Ende Mai, Anfang Juni dieses Jahres: Ermittler vom Zoll und Landeskriminalamt Baden-Württemberg durchsuchen Räumlichkeiten in sieben Bundesländern und verhaften sieben Tatverdächtige: Ein Lkw-Fahrer, ein Hafenlogistiker, ein Hamburger Spediteur sind dabei und ein völlig unauffälliger deutscher Geschäftsmann aus Nordrhein-Westfalen.
"Der Beschuldigte soll zahlreiche Scheinfirmen zum Zweck des Imports von Kokain gegründet haben", sagt Julius Sterzel von der ermittelnden Staatsanwaltschaft in Düsseldorf. Jetzt sitzt der 43-jährige Familienvater Simon F. in Untersuchungshaft.
Der gebürtige Leipziger hatte seine Berufskarriere mit einer Ausbildung bei der Industrie- und Handelskammer seiner Heimatstadt begonnen. Bei verschiedenen Firmen im Westen Deutschlands lernte er die Feinheiten eines sehr speziellen Marktes kennen: Dem Handel mit Vorratsunternehmen. Er gründete Firmen ohne Namen und Geschäftszweck und verkaufte diese leeren Hüllen an Gründer, die sich die Behördengänge ersparen wollten, um schnell wirtschaftlich handlungsfähig zu werden.
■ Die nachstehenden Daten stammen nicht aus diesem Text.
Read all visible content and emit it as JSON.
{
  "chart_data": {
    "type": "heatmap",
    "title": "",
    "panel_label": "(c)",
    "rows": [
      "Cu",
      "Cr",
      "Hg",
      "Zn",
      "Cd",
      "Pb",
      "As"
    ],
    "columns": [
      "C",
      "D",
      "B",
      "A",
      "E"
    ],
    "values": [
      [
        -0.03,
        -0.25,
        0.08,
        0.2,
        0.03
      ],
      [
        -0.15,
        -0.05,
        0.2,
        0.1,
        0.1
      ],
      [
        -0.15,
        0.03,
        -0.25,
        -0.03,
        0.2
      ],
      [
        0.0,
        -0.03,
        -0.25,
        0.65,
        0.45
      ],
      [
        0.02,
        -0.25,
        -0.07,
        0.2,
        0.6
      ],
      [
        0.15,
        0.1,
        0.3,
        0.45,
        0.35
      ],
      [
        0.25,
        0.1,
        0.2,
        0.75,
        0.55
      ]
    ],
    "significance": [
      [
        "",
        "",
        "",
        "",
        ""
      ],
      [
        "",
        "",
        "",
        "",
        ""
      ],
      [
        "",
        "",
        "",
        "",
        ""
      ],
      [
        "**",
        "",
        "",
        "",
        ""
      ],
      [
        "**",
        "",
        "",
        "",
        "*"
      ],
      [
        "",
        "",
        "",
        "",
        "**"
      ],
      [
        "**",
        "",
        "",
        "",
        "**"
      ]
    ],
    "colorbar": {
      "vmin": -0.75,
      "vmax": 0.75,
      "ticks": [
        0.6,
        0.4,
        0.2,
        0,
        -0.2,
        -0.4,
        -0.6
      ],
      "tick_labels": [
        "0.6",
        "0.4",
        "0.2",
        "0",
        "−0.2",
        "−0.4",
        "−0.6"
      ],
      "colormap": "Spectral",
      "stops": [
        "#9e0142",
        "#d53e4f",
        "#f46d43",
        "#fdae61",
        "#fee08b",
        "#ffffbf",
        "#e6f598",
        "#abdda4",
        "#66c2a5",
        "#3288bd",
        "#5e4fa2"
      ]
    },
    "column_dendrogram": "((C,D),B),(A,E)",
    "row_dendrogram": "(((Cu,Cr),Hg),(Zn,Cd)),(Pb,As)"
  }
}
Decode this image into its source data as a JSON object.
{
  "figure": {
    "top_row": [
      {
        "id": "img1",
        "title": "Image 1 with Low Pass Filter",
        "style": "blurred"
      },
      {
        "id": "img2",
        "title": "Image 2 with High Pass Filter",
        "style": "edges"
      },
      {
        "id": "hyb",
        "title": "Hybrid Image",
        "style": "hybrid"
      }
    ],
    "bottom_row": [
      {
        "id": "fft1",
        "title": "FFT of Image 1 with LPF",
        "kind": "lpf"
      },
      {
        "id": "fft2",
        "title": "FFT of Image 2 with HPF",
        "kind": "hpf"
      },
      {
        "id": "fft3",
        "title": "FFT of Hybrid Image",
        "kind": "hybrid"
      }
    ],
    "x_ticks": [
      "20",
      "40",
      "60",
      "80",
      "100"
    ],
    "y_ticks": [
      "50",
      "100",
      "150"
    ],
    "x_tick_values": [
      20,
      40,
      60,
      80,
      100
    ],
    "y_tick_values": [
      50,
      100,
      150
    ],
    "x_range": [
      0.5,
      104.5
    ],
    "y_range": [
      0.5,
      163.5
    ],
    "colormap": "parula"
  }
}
Deshalb steht sein Name viele Hunderte Male im Handelsregister. Sollte diese Fülle an Einträgen eine perfekte Tarnung für illegale Geschäfte abgeben? Im Frühjahr 2023 begann Simon F., neben seinem regulären Angestelltenverhältnis, auch auf eigene Rechnung Firmen zu gründen - nun aber schon mit teils blumigen Namen versehen und Geschäftszwecken wie dem "Im- und Export sowie Groß- und Einzelhandel mit Waren in den Bereichen Textilien, Lebensmittel und Baumaterialien".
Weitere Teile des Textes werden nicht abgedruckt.